Harris has impressed with his range in center, does not hesitate at taking charge over more experienced players at his flanks and enjoys the bounty of hitting in the nine hole, one spot above perennial MVP candidate Ronald Acuña Jr. It’s all enough to make Harris stop for a moment and ponder that last October, he was watching the team’s NLCS conquest of the Dodgers from the Truist Park seats.
Harris grew up in Stockbridge, about 20 miles south of Atlanta. You could say he was prepared for this moment.
“It’s kind of crazy because even when I’m on the field, I’ve thought about last year, I was in the stands, watching the playoff games against the Dodgers,” says Harris, who turned 21 in March. “Just being here this early in the season, after the team won the World Series last year, it’s really surreal and it’s big for me.
“Being from Atlanta, it’s good for me to put on for my city.”
Meanwhile, it’s been six weeks since Acuña made his season debut after a nine-month absence due to a torn ACL. Until he appeared on the victory stage after Game 6 of the World Series, it was easy to forget the Braves proceeded to win a championship after his knee injury ended an MVP-caliber season in July.
A flurry of outfield trades followed, Joc Pederson donned a set of pearls, and you know the rest.
Yet the post-Acuña lessons of 2021 took on greater resonance Monday night, when Ozzie Albies swung awkwardly at an inside pitch and suffered a foot fracture, sidelining him for at least two months.
It was a stunner, in the sense that Albies played at least 156 games each of the past three full seasons, part of an infield that takes fewer days off than an HVAC repairman in summer.
And no big deal, in that this group somehow got better after losing Acuña, shrugged and won a World Series.
Orlando Arcia was the second baseman Tuesday—and most days, going forward—and he merely homered, singled, and hit a sacrifice fly.
No big deal.
“This guy was a dude for a while,” Snitker says, recalling Arcia’s playoff exploits in Milwaukee.
Good vibes only
Impressive as it is, this winning streak can only fold into the context of this season. It’s great that they’ve outscored opponents 93-39 since the calendar flipped to June. Less impressive that the wallopings came at the expense of the sub-.500 Diamondbacks, Rockies, A’s, Pirates and Nationals, who fed two rookies making their major league debut to the ravenous Braves on Tuesday.
The result was predictable. Less certain – and ultimately more important – will be the outcome in 15 games remaining against the Mets, including nine in August.

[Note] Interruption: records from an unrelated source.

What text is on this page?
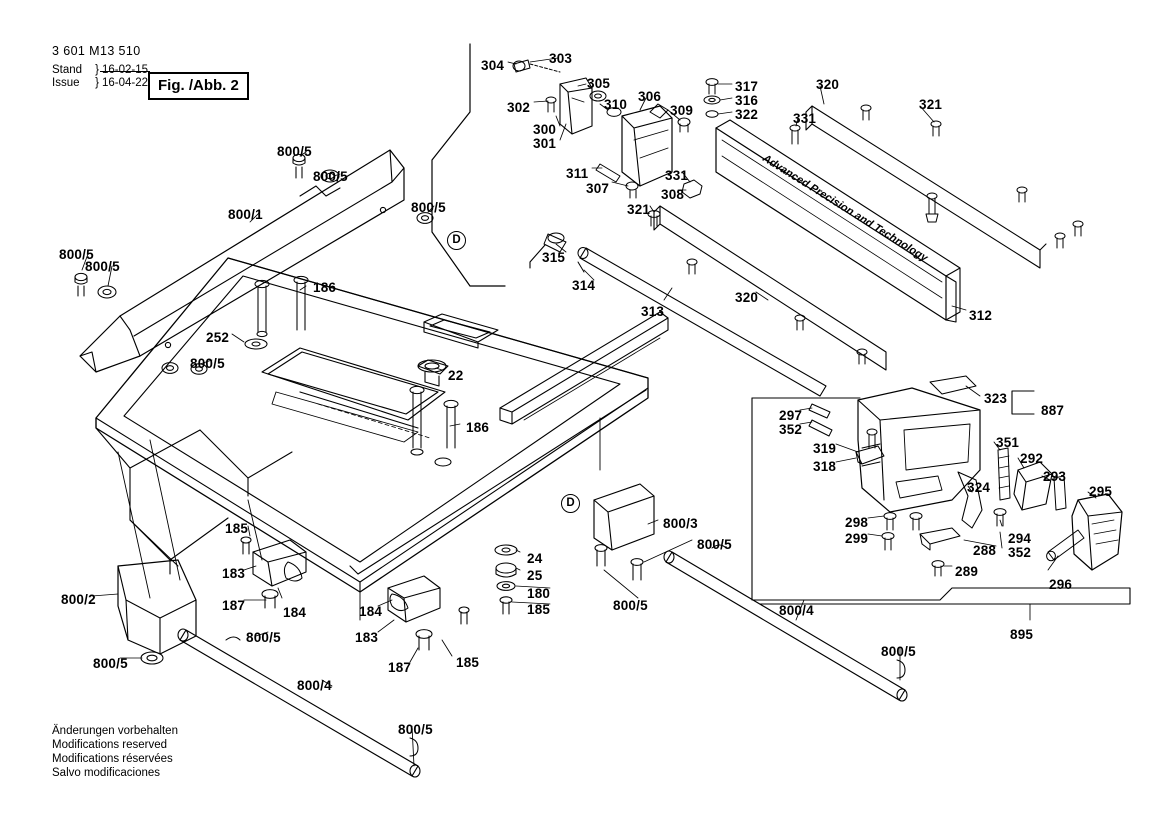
Advanced Precision and Technology
3 601 M13 510
Stand } 16-02-15
Issue } 16-04-22 Fig. /Abb. 2
Änderungen vorbehalten
Modifications reserved
Modifications réservées
Salvo modificaciones
304	303
305
302	310
306
309
317
316
322
320
321
331
300
301
311
307
331
308
321
315
314
313
320
312
800/5
800/5
800/1	800/5
800/5
800/5
186
252
800/5
22
186
297
352
323
887
319
318
351
292
293
324	295
298
299	294
288 352
289
296
895
185
183
187	184
800/2
800/5
800/5
800/4
800/5
184
183
187	185
24
25
180
185
800/3
800/5
800/5	800/4
800/5
D
D
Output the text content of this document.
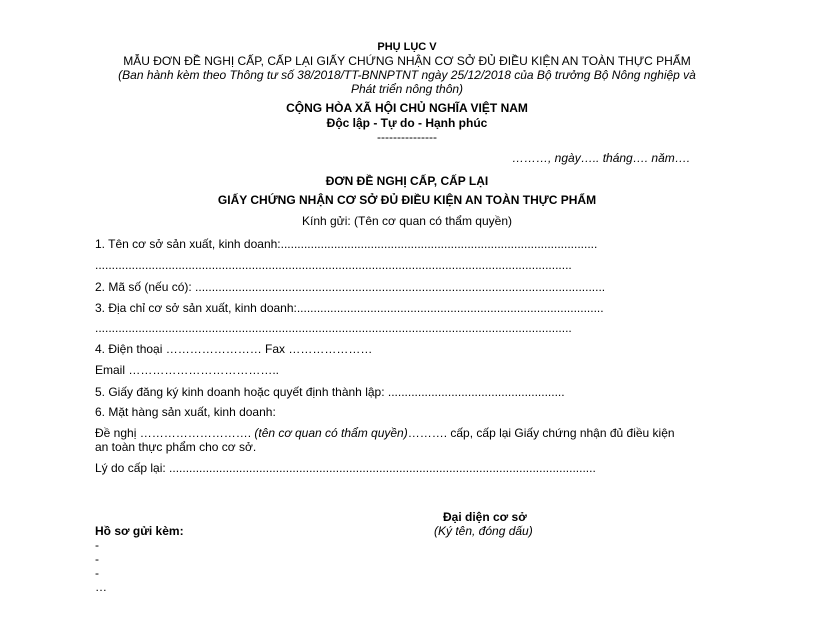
PHỤ LỤC V
MẪU ĐƠN ĐỀ NGHỊ CẤP, CẤP LẠI GIẤY CHỨNG NHẬN CƠ SỞ ĐỦ ĐIỀU KIỆN AN TOÀN THỰC PHẨM
(Ban hành kèm theo Thông tư số 38/2018/TT-BNNPTNT ngày 25/12/2018 của Bộ trưởng Bộ Nông nghiệp và
Phát triển nông thôn)
CỘNG HÒA XÃ HỘI CHỦ NGHĨA VIỆT NAM
Độc lập - Tự do - Hạnh phúc
---------------
………, ngày….. tháng…. năm….
ĐƠN ĐỀ NGHỊ CẤP, CẤP LẠI
GIẤY CHỨNG NHẬN CƠ SỞ ĐỦ ĐIỀU KIỆN AN TOÀN THỰC PHẨM
Kính gửi: (Tên cơ quan có thẩm quyền)
1. Tên cơ sở sản xuất, kinh doanh:...............................................................................................
...............................................................................................................................................
2. Mã số (nếu có): ...........................................................................................................................
3. Địa chỉ cơ sở sản xuất, kinh doanh:............................................................................................
...............................................................................................................................................
4. Điện thoại …………………… Fax …………………
Email ………………………………..
5. Giấy đăng ký kinh doanh hoặc quyết định thành lập: .....................................................
6. Mặt hàng sản xuất, kinh doanh:
Đề nghị ………………………. (tên cơ quan có thẩm quyền)………. cấp, cấp lại Giấy chứng nhận đủ điều kiện
an toàn thực phẩm cho cơ sở.
Lý do cấp lại: ................................................................................................................................
Đại diện cơ sở
(Ký tên, đóng dấu)
Hồ sơ gửi kèm:
-
-
-
…
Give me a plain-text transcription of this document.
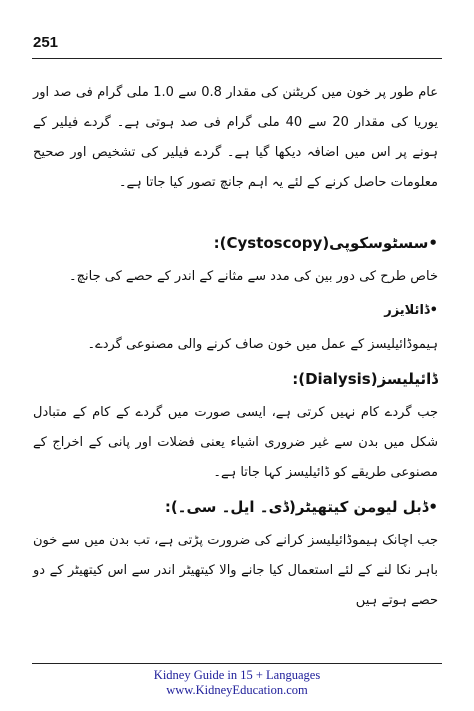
251

عام طور پر خون میں کریٹنن کی مقدار 0.8 سے 1.0 ملی گرام فی صد اور یوریا کی مقدار 20 سے 40 ملی گرام فی صد ہوتی ہے۔ گردے فیلیر کے ہونے پر اس میں اضافہ دیکھا گیا ہے۔ گردے فیلیر کی تشخیص اور صحیح معلومات حاصل کرنے کے لئے یہ اہم جانچ تصور کیا جاتا ہے۔

•سسٹوسکوپی(Cystoscopy):

خاص طرح کی دور بین کی مدد سے مثانے کے اندر کے حصے کی جانچ۔

•ڈائلایزر

ہیموڈائیلیسز کے عمل میں خون صاف کرنے والی مصنوعی گردے۔

ڈائیلیسز(Dialysis):

جب گردے کام نہیں کرتی ہے، ایسی صورت میں گردے کے کام کے متبادل شکل میں بدن سے غیر ضروری اشیاء یعنی فضلات اور پانی کے اخراج کے مصنوعی طریقے کو ڈائیلیسز کہا جاتا ہے۔

•ڈبل لیومن کیتھیٹر(ڈی۔ ایل۔ سی۔):

جب اچانک ہیموڈائیلیسز کرانے کی ضرورت پڑتی ہے، تب بدن میں سے خون باہر نکا لنے کے لئے استعمال کیا جانے والا کیتھیٹر اندر سے اس کیتھیٹر کے دو حصے ہوتے ہیں

Kidney Guide in 15 + Languages
www.KidneyEducation.com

The Braves aren’t about to fear what’s lurking.
“The first handful of weeks we weren’t playing the way we thought we should be,” says d’Arnaud. “For it to come together now is great to see. We figured at some point it would come. No one is stressed out.
“That’s the biggest thing we learned last year – anything can happen at any point in the season. Just keep riding it out.”